There is already a global deceleration underway thanks to the coronavirus and the Chinese government’s inept (and corrupt) handling of it.

As Vandana Hari of the Singapore-based private energy intelligence firm, Vanda Insights, wrote in the Nikkei Asian Review recently:

In the meantime, OPEC is worried about the slump in Chinese oil demand pressuring oil prices below the pain threshold of its members. An emergency meeting of technical experts over February 4-6 recommended a deepening of collective output cuts to 2.7 million barrels per day in the second quarter from the cut of 2.1 million barrels per day agreed for January-March.

OPEC’s de facto leader, Saudi Arabia, was looking for quick action, presumably to stem the downward spiral in crude prices. However, non-OPEC heavyweight Russia, which has been a relatively dovish counterforce in the alliance, asked for more time to decide, leaving the proposal in limbo.

If the global economy decelerates in 2020, defying earlier predictions of a slight improvement from 2019, OPEC and allies would need to guard against propping up crude too much. It would not be in their interest to have prices so high that it slows down recovery from Covid-19, especially in China and broader Asia, their most important market.

At the same time, if crude prices stay at current levels or continue sliding for a prolonged period, they could batter OPEC economies and tip over a handful of oil-rich countries in the Middle East and North Africa that are already struggling with regional political conflicts, violent domestic strife, or both. These include Saudi Arabia, Iran, Iraq, Libya and Nigeria.

Whatever ultimately happens, it is important to understand that the coronavirus is not going away and that, unless major changes are made in the way that China is handling the information flows and response to the disease–and unless world governments force China to respond more effectively–the disease will become the next Spanish Flu. This will force sterner measures to be taken by world governments to stem the spread of the disease, including severe travel restrictions.
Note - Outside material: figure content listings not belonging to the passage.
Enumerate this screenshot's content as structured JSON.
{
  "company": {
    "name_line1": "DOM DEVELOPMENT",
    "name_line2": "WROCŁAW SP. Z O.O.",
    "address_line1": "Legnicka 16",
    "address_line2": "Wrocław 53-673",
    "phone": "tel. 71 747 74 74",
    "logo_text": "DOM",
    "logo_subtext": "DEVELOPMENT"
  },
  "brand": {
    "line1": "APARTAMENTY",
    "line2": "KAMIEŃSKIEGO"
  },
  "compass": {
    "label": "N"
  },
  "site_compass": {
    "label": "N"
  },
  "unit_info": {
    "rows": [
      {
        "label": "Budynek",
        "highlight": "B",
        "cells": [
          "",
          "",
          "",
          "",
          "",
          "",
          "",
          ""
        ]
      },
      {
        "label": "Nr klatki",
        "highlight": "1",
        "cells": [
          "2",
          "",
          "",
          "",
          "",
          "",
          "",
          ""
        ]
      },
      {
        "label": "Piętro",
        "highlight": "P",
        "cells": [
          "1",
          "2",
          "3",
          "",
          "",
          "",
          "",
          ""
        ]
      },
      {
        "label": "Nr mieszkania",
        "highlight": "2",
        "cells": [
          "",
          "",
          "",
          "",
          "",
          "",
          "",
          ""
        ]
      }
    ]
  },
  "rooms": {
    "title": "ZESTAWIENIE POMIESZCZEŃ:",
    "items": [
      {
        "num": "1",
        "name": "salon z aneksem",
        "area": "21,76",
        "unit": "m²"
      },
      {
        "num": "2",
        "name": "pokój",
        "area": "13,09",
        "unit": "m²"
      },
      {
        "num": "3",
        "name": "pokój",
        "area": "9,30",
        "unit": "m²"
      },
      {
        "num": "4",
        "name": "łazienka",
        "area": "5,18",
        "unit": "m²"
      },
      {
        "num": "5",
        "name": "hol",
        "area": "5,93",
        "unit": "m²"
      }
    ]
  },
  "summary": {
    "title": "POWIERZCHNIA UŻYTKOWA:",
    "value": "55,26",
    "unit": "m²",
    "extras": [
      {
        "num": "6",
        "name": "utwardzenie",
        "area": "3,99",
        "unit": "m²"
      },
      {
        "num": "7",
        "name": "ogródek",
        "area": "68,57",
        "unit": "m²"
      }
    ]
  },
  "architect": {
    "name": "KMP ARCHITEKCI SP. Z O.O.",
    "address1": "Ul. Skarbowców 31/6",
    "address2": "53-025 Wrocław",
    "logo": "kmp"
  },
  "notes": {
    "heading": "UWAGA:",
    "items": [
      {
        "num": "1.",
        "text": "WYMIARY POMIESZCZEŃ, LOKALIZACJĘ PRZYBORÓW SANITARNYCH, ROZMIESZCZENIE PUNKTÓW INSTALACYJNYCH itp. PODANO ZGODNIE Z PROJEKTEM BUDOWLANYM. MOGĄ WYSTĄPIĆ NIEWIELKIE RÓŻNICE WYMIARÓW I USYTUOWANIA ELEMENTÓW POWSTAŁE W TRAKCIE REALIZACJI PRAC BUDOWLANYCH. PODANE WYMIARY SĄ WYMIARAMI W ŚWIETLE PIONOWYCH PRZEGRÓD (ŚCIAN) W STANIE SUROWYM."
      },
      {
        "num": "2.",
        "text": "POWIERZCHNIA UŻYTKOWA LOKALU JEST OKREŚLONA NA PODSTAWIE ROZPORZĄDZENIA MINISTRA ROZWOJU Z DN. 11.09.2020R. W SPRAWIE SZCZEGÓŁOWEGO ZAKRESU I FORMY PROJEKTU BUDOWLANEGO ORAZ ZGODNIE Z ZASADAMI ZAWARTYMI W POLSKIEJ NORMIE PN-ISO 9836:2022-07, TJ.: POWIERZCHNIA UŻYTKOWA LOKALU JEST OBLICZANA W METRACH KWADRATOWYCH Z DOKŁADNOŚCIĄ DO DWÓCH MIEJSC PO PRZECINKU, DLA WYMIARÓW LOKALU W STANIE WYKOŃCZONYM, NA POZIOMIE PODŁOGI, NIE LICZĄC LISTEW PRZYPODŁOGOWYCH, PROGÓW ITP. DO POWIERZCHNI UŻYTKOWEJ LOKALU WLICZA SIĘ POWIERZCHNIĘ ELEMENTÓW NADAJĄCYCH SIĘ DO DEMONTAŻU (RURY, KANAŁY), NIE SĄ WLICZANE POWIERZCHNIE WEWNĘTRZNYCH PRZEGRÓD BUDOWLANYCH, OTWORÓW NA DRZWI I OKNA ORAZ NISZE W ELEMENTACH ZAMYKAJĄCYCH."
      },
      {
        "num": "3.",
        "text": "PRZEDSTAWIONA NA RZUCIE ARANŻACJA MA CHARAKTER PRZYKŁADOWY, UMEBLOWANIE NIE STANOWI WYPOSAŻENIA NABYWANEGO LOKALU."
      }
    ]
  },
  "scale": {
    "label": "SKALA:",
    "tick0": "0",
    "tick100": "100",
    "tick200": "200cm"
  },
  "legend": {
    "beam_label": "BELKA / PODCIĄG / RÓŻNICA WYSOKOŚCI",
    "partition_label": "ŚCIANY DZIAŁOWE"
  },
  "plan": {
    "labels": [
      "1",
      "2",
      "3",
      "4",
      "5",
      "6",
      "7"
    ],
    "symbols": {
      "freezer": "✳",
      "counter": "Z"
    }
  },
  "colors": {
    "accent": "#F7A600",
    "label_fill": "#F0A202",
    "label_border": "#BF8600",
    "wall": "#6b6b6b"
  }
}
Inevitably, the world supply chain that is so readily dependent on China, will need to be moved away from the country. This will be a huge undertaking that will cause massive declines in the world economy, notably America’s in the near-term.

As I wrote earlier this week, the Great Global Contraction has begun and the coronavirus was the last straw. The end of globalization is at hand and a new paradigm is being birthed.

Are you ready? (Because world governments are not).

Of course, there will be financial opportunities ahead, but navigating these troubled waters will require insights that our stilted neoliberal transnational elite are utterly incapable of providing. Whatever opportunities may exist for investors and nations, it will require a total paradigm shift in thinking and that will require courage and leadership.